Sedangkan contoh iman sebagai kesetiaan, yang menuntut komitmen dan Tindakan adalah
perkataan Yosua, “…. Aku dan seisi rumahku akan beribadah beribadah kepada Tuhan” (Yosua
24:15). Dengan kata lain iman bukanlah berhenti pada kenyakinan pasif atau kepercayaan akan
sesuatu yang semestinya terjadi (das sollen) tetapi mengupanyakan dan mewujudkan nya dalam
Tindakan konkrit.

Menurut William Chang, iman menjadi syarat Yang perlu untuk suatu pengetahuan otentik mengenai
Tuhan dan kebaikan manusiawi.
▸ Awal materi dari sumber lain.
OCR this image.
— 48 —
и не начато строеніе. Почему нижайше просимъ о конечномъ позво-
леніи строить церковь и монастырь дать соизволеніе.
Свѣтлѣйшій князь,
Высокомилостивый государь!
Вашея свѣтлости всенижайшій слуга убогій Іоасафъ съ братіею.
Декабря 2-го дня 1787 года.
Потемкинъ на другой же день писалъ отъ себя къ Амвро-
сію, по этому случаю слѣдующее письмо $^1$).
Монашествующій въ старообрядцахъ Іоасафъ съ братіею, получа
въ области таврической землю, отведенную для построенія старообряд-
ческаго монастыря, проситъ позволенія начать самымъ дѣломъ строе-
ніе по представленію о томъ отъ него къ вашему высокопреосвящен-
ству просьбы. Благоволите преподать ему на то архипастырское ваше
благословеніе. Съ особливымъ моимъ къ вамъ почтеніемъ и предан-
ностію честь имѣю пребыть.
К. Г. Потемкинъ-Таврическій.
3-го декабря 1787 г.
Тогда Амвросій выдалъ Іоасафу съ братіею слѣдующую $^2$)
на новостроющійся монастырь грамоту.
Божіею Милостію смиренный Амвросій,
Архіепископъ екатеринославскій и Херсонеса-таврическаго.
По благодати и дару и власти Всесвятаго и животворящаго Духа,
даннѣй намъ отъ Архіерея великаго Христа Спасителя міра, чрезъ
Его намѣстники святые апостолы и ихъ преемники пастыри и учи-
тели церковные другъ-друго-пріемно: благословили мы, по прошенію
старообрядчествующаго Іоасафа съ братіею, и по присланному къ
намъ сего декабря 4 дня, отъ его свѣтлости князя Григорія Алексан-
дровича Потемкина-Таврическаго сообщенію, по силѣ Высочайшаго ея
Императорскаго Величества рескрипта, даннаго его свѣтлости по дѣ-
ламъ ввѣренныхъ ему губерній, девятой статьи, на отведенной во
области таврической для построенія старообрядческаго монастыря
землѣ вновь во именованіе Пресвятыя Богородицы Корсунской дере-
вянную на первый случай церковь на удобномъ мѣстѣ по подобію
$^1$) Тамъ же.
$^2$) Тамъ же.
Maksudnya, seseorang percaya tidak hanya untuk mencapai
pengertian intelektual mengenai pengada dan nilai, tetapi juga untuk hidup dan berada secara
Kristen.

Dalam hal ini iman bukanlah pengganti pengertian dan iman tidalah irasional. “iman berarti tidak
ingin mengetahu apa yang benar”. Iman sesungguhnya suatu Tindakan yang sungguh intelektual,
sebab iman merupakan Tindakan manusia untuk mengenal Tuhan sebagaiman Dia hendak dikenal
dan seharunya ada. Pengetahuan ini merupakan dasar pengetahuan yang nyata menenai dunia,
sesama dan diri sendiri.

Bagi orang Kristen kesaksian hidup sebagai perwujudan iman merupakan unsur hakiki dalam
kehidupan beriman. Kedalam ontologis dan interior hidup iman seseorang sebagai kesaksian
seharusnya tampak dalam bidang etis dan sosial “Kamu adalah terang dunia, kota yang terletak
diatas gunung tidak mungkin tersembunya” (Matius 5: 5-14). Kalimat ini sangat erat kaitanya dengan
moral dan iman Kristen, yaitu Tindakan untuk membuat yang baik dan benar bagi kehidupan diluar
dirinya, memperaktekan sesuatu yang diyakini baik dan benar.